The Cubs and the city of Chicago still are basking in the glory of the team’s first World Series championship since 1908, but one player isn’t exactly thrilled with how it all played out during the postseason.
Cubs backup catcher Miguel Montero is excited about the victory but still aired some grievances during an appearance on ESPN Radio in Chicago on Friday. From that interview:
"It was different for me. It was a different emotion because I didn’t get a chance to play. I was a little disappointed, to be honest, because I felt like I did a good job in the regular season but was left out a little bit. It made me feel a little like not important or maybe not as good to be in this lineup."

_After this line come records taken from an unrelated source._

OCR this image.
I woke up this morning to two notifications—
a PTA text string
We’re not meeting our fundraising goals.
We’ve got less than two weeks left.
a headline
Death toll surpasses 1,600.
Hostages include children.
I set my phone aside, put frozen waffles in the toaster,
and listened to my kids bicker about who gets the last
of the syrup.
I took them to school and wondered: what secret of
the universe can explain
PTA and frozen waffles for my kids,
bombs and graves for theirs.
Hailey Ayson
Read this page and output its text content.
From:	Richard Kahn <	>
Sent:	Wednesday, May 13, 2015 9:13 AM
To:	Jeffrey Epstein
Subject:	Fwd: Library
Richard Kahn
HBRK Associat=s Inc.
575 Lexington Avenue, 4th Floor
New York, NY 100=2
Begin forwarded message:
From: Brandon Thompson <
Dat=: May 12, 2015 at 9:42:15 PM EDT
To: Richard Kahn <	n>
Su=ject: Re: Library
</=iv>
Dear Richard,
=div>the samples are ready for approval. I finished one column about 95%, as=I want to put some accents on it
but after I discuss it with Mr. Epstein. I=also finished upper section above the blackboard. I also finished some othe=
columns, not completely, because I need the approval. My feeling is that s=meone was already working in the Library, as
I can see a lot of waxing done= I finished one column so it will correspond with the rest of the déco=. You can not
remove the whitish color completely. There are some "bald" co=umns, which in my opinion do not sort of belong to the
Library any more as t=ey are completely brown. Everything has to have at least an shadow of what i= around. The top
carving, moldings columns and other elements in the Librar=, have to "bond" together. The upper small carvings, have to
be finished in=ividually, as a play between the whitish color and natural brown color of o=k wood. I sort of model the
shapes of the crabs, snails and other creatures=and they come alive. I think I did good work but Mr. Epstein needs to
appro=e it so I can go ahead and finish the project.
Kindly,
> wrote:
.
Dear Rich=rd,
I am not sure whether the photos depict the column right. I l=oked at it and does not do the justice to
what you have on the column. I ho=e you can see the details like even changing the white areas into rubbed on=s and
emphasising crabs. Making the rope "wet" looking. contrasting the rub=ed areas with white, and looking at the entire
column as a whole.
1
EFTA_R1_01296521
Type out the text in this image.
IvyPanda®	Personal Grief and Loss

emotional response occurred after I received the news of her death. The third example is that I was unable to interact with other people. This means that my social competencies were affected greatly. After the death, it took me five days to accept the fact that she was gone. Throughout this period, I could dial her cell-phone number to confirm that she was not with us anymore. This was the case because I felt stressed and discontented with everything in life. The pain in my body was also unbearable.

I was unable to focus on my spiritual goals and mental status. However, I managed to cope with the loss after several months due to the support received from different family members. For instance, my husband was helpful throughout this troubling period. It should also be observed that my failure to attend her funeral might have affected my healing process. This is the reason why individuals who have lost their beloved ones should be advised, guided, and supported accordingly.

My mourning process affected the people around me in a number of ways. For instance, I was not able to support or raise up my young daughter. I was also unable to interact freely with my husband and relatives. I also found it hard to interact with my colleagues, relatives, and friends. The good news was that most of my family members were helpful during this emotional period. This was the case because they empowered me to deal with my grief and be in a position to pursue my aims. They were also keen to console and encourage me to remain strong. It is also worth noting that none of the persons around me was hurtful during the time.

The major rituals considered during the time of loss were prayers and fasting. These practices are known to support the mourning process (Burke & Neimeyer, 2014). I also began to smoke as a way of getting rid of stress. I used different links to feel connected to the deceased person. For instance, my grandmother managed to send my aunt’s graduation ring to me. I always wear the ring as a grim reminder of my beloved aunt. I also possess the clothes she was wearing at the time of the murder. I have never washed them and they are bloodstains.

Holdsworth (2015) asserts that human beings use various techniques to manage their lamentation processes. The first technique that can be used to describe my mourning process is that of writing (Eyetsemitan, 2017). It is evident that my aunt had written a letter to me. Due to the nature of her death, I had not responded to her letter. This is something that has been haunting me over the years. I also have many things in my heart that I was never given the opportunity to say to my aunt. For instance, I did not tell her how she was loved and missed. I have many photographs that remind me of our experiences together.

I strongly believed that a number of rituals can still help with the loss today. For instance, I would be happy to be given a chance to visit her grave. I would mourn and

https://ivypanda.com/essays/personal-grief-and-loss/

Montero still contributed mightily, delivering perhaps the most important pinch hit in franchise history when he hit a grand slam to put Game 1 of the NLCS out of reach. And, of course, his 10th-inning RBI single proved to be the game-winning run in Game 7 of the World Series.
Perhaps more so than the playing time, Montero was disappointed by the lack of communication.
"I think the toughest part for me is they never communicated with me. I’m a veteran guy. They talk about veteran leadership. I have 11 years in the game and two All-Star [appearances]. I expected to be treated a little better. I was expected to get communication. Just let me know. Put me in the loop. That was the toughest part for me because I never understood what my role was going to be."
Montero, 33, fell behind David Ross and Willson Contreras on the depth chart in October and had only 12 plate appearances in the playoffs (four during the World Series). In 86 games during the regular season, he hit .216/.327/.357 with eight homers and 33 RBI.
Looking ahead to next season, Ross is retiring and Montero is under contract for $14 million.